Michelle Foa is Associate Professor of European Art of the eighteenth through the early twentieth centuries, with a particular focus on nineteenth-century French art, visual and material culture, and criticism. She is currently at work on a book on Edgar Degas titled The Matter of Degas: Art and Materiality in Later Nineteenth-Century Paris, in which she analyzes the conceptual significance of the artist’s sustained experimentation with diverse media and techniques in the context of his investigation into the physical and material qualities of the world around him. In 2021, part of this research published in The Art Bulletin was awarded the Nineteenth-Century Studies Association’s Article Prize. Another current research project explores the network of global developments that reshaped the making and consumption of paper over the course of the nineteenth century. Her first book, Georges Seurat: The Art of Vision, was published in 2015 by Yale University Press. In it, she positions Seurat’s body of work as a meditation on the relationship between vision and knowledge, situating his pictures in close relation to discourses in nineteenth-century philosophy, optics, psychology, and popular culture on the operation of the senses and their role in how we come to understand the world. Other research and teaching interests include the materials of art, the relationships between art, science, and technology, the intersections of art history and environmental studies, and art historiography and criticism. Professor Foa’s research and teaching have been supported by numerous grants and fellowships, including from the Center for Advanced Study in the Visual Arts at the National Gallery of Art and The National Endowment for the Humanities, among others. She serves on the Board of Directors of the National Committee for the History of Art.
At Tulane, Professor Foa is a Carnegie Corporation of New York Professor and Carnegie Fellow at the Phyllis M. Taylor Center. She is on the faculty advisory committee of the Environmental Studies Program and serves as a Faculty Fellow in the Mellon Graduate Program for Community-Engaged Scholarship. She is the 2022 recipient of the Suzanne and Stephen Weiss Award for Excellence in Teaching.
She was the co-organizer of a 2020-21 year-long lecture series Representation and Resistance: Scholarship Centering Race in Western Art, co-sponsored by the Africana Studies Program.
Before coming to Tulane in 2008, the year that she completed her doctorate at Princeton University, she taught at Mount Holyoke College, the University of Pennsylvania, and Princeton.

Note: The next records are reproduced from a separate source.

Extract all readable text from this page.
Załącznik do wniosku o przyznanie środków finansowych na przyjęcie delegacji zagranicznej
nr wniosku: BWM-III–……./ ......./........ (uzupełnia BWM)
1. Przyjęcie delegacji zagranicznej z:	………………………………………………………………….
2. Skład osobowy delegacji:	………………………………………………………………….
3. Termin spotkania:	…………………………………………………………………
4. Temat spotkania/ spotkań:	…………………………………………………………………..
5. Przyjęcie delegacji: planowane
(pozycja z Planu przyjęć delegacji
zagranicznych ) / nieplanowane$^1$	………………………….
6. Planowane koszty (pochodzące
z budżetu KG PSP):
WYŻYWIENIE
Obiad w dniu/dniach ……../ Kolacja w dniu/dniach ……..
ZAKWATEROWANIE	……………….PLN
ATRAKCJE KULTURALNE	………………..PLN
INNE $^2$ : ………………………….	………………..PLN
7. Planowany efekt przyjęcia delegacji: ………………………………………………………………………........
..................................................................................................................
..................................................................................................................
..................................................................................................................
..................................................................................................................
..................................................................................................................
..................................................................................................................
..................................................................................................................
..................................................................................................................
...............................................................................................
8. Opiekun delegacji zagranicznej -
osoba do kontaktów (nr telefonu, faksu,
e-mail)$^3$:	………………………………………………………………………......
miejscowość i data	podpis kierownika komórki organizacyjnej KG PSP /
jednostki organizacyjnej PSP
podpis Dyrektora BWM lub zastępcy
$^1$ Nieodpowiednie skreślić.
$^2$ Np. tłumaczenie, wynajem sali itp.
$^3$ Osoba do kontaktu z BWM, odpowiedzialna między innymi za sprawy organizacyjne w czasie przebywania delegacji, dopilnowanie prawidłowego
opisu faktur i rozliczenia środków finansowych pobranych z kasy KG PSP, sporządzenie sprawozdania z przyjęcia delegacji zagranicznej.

Georges Seurat: The Art of Vision, New Haven and London: Yale University Press, 2015.
“In Transit: Edgar Degas and the Matter of Cotton, between New World and Old,” The Art Bulletin 102, no. 3 (September 2020). Awarded the 2021 Article Prize by the Nineteenth-Century Studies Association.
“The Making of Degas: Duranty, Technology, and the Meaning of Materials,” special issue of nonsite on nineteenth-century art, edited by Bridget Alsdorf and Marnin Young (February 2019).
“‘One Art Eating the Other’ in Emile Zola’s L’Oeuvre,” in Art and Music as Rival Sisters at the Birth of Modernism, 1800-1900. Aldershot, U.K. and Burlington, Vermont: Ashgate Press, 2014.
“(Anti) Biography and Neo-Impressionism,” RIHA: Journal of the International Association of Research Institutes in the History of Art, special issue on Neo-Impressionism, July 2012.
“Textual Inhibitions: Photographic Criticism in Late Victorian Britain,” History of Photography, February 2012.
“On the Spaces of Painting and Perception: Seurat and Helmholtz” in Georges Seurat: Figure in Space, exhibition catalogue for the Kunsthaus Zürich and the Schirn Kunsthalle Frankfurt, ed. Christoph Becker, Ostfildern, Germany: Hatje Cantz, 2009. Catalogue published in English, French, and German editions.